NEW YORK, June 19 (IFR) - National Financial Partners Corp was the only issuer to brave the US funding markets Wednesday, testing the waters while other issuers stayed on the sidelines ahead of the highly anticipated Federal Reserve statement later in the day.
NFP, a wealth management advisory firm, downsized its deal to USD300m from an initial USD337m, planning to use the junk-rated debt as part of a USD1.2bn financing package to fund a leveraged buyout of the company by private equity firm Madison Dearborn Partners.
Meanwhile the term loan B was upsized by the same amount, to USD753m from USD716m. There is also a USD135m revolver.
NFP’s decision to take on a potentially volatile session raised some eyebrows. It was the only bond trade announced in the US capital markets Wednesday, with issuers holding back due to uncertainty surrounding what the Fed will do next about quantitative easing - worries that have wreaked havoc on the markets in recent weeks and sent Treasury yields spiking.
“It is curious timing, but this is something that has specific use of proceeds and likely needs to settle by a certain time,” said one leveraged finance banker.
“It’s financing that needs to get done. There’s no other reason to tackle the market with the Fed.”
But sources told IFR that, with price talk of 8.75% to 9% out on the Triple C rated bond, the deal will clearly be less sensitive to Fed-related volatility.
“If it was a higher quality name that was talking at a yield below five percent, the Fed equation might be more important for investors,” the banker said.
The company held an extensive investor roadshow over the past week to sell the bonds ahead of today’s shareholder vote on the proposed LBO by Madison Dearborn.
“When you work in acquisition financing,” said a banker familiar with the deal, “you don’t hang around to see what happens.”

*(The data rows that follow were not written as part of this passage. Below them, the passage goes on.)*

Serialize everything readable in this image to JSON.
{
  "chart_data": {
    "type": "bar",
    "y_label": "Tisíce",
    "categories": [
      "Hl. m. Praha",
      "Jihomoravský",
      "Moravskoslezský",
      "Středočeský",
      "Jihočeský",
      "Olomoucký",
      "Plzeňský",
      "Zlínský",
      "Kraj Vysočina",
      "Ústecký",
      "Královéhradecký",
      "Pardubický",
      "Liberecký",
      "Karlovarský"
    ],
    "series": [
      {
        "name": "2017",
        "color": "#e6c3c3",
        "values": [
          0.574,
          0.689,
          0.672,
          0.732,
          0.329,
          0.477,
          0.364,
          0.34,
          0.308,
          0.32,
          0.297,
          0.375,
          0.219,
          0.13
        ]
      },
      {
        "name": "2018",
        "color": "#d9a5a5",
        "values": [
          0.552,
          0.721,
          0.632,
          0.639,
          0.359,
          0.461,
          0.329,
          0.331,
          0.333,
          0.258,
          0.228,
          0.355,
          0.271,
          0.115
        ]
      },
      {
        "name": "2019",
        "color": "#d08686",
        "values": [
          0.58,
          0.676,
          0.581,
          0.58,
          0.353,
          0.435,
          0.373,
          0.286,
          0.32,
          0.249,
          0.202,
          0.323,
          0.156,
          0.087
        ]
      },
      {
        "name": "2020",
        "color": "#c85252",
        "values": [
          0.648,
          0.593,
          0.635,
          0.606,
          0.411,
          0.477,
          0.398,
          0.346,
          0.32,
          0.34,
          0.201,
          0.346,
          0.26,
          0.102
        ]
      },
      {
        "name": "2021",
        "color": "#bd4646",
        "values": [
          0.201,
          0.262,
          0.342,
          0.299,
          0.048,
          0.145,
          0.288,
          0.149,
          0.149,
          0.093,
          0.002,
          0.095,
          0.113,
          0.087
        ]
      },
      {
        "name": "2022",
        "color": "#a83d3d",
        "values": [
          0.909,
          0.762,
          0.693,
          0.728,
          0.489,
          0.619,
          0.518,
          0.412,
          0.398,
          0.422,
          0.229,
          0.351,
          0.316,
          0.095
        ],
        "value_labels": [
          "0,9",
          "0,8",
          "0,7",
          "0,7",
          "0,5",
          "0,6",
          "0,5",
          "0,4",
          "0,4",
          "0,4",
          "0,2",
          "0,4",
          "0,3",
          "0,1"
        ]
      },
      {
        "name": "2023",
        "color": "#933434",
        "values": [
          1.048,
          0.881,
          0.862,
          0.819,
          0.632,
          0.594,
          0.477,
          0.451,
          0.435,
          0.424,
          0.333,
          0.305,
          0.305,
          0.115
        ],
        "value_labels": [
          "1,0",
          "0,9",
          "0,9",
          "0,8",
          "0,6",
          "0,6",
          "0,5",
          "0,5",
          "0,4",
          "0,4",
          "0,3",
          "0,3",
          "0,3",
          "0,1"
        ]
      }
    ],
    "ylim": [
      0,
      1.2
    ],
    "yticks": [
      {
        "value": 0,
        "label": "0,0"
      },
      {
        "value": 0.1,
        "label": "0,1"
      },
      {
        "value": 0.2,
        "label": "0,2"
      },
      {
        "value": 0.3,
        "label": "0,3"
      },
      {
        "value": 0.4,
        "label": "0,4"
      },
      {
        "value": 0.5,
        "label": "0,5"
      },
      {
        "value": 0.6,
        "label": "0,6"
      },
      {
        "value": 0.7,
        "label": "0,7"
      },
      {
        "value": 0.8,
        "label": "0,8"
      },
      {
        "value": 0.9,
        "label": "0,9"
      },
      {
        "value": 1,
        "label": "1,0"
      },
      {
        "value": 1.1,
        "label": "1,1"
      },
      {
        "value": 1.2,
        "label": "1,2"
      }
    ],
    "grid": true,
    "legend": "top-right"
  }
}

Though he conceded that some investors have abstained on fear of more volatility following the Fed announcement, the deal is reportedly largely pre-placed.
“There are a lot of investors that see value at these higher levels,” the banker said.
The eight-year non-call three senior notes are being led by joint bookrunners Deutsche Bank, Morgan Stanley, UBS, CS, MCS Capital Markets and RBS.
NFP increased pricing on its loan, with the seven-year term loan B now guided at Libor plus 425 basis points, with a one percent Libor floor and a 99 area issue price.
NFP announced the LBO in April with Madison Dearborn paying USD25.35 per share of NFP common stock.
Additionally, Madison Dearborn affiliates have committed to a USD385.4m cash investment.